3S-Attack: Spatial, Spectral and Semantic Invisible Backdoor Attack Against DNN Models
Jianyao Yin, Luca Arnaboldi, Honglong Chen, Pascal Berrang, Mark Ryan
TL;DR
<3-5 sentence high-level summary> This paper introduces 3S-attack, a backdoor that remains stealthy across spatial, spectral, and semantic domains by extracting class-relevant semantic features with Grad-CAM from a lightweight preliminary model and embedding them spectrally via the DCT, with pixel-level constraints to preserve perceptual indistinguishability. It operates without access to the victim's training process, broadening realistic threat scenarios, and demonstrates strong attack success while maintaining high perceptual quality across diverse datasets. The work also analyzes robustness to parameter variations and evaluates defense resistance, showing that several state-of-the-art defenses struggle to detect or neutralize 3S-attack. These findings highlight vulnerabilities at the intersection of robustness and semantic interpretability and underscore the need for stronger, multi-domain defenses in AI systems.
Abstract
Backdoor attacks implant hidden behaviors into models by poisoning training data or modifying the model directly. These attacks aim to maintain high accuracy on benign inputs while causing misclassification when a specific trigger is present. While existing studies have explored stealthy triggers in spatial and spectral domains, few incorporate the semantic domain. In this paper, we propose 3S-attack, a novel backdoor attack which is stealthy across the spatial, spectral, and semantic domains.
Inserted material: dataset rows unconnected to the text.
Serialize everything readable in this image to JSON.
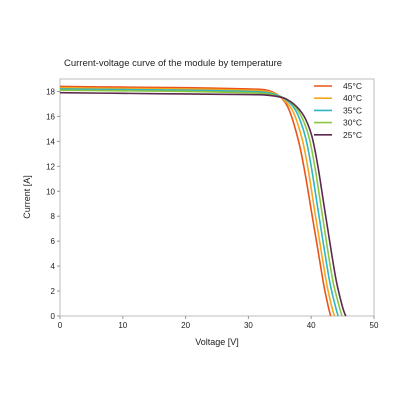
{
  "chart_data": {
    "type": "line",
    "title": "Current-voltage curve of the module by temperature",
    "xlabel": "Voltage [V]",
    "ylabel": "Current [A]",
    "xlim": [
      0,
      50
    ],
    "ylim": [
      0,
      19
    ],
    "x_ticks": [
      0,
      10,
      20,
      30,
      40,
      50
    ],
    "y_ticks": [
      0,
      2,
      4,
      6,
      8,
      10,
      12,
      14,
      16,
      18
    ],
    "grid": false,
    "legend": "top-right",
    "series": [
      {
        "name": "45°C",
        "color": "#e8541b",
        "x": [
          0,
          10,
          20,
          30,
          33,
          35,
          36.5,
          38,
          39,
          40,
          41,
          42,
          42.7,
          43.1
        ],
        "y": [
          18.4,
          18.35,
          18.3,
          18.2,
          18.1,
          17.6,
          16.5,
          14.0,
          11.5,
          8.5,
          5.5,
          2.5,
          0.8,
          0
        ]
      },
      {
        "name": "40°C",
        "color": "#f2a81d",
        "x": [
          0,
          10,
          20,
          30,
          33,
          35,
          37,
          38.5,
          39.5,
          40.5,
          41.5,
          42.5,
          43.3,
          43.7
        ],
        "y": [
          18.3,
          18.25,
          18.2,
          18.1,
          18.0,
          17.6,
          16.5,
          14.3,
          11.8,
          8.6,
          5.5,
          2.5,
          0.7,
          0
        ]
      },
      {
        "name": "35°C",
        "color": "#2fb5c4",
        "x": [
          0,
          10,
          20,
          30,
          33,
          35.5,
          37.5,
          39,
          40,
          41,
          42,
          43,
          43.9,
          44.3
        ],
        "y": [
          18.2,
          18.15,
          18.1,
          18.0,
          17.9,
          17.5,
          16.5,
          14.5,
          12.0,
          8.8,
          5.6,
          2.6,
          0.7,
          0
        ]
      },
      {
        "name": "30°C",
        "color": "#8cc63f",
        "x": [
          0,
          10,
          20,
          30,
          33,
          36,
          38,
          39.5,
          40.5,
          41.5,
          42.5,
          43.5,
          44.5,
          44.9
        ],
        "y": [
          18.1,
          18.05,
          18.0,
          17.9,
          17.8,
          17.4,
          16.4,
          14.6,
          12.2,
          9.0,
          5.7,
          2.7,
          0.7,
          0
        ]
      },
      {
        "name": "25°C",
        "color": "#5b2a4e",
        "x": [
          0,
          10,
          20,
          30,
          33,
          36,
          38.5,
          40,
          41,
          42,
          43,
          44,
          45,
          45.5
        ],
        "y": [
          17.9,
          17.85,
          17.8,
          17.75,
          17.7,
          17.4,
          16.3,
          14.6,
          12.2,
          9.0,
          5.8,
          2.8,
          0.7,
          0
        ]
      }
    ]
  }
}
The key idea is to exploit the semantic features of benign samples as triggers, using Gradient-weighted Class Activation Mapping (Grad-CAM) and a preliminary model for extraction. Then we embedded the trigger in the spectral domain, followed by pixel-level restrictions in the spatial domain. This process minimizes the distance between poisoned and benign samples, making the attack harder to detect by existing defenses and human inspection. And it exposes a vulnerability at the intersection of robustness and semantic interpretability, revealing that models can be manipulated to act in semantically consistent yet malicious ways. Extensive experiments on various datasets, along with theoretical analysis, demonstrate the stealthiness of 3S-attack and highlight the need for stronger defenses to ensure AI security.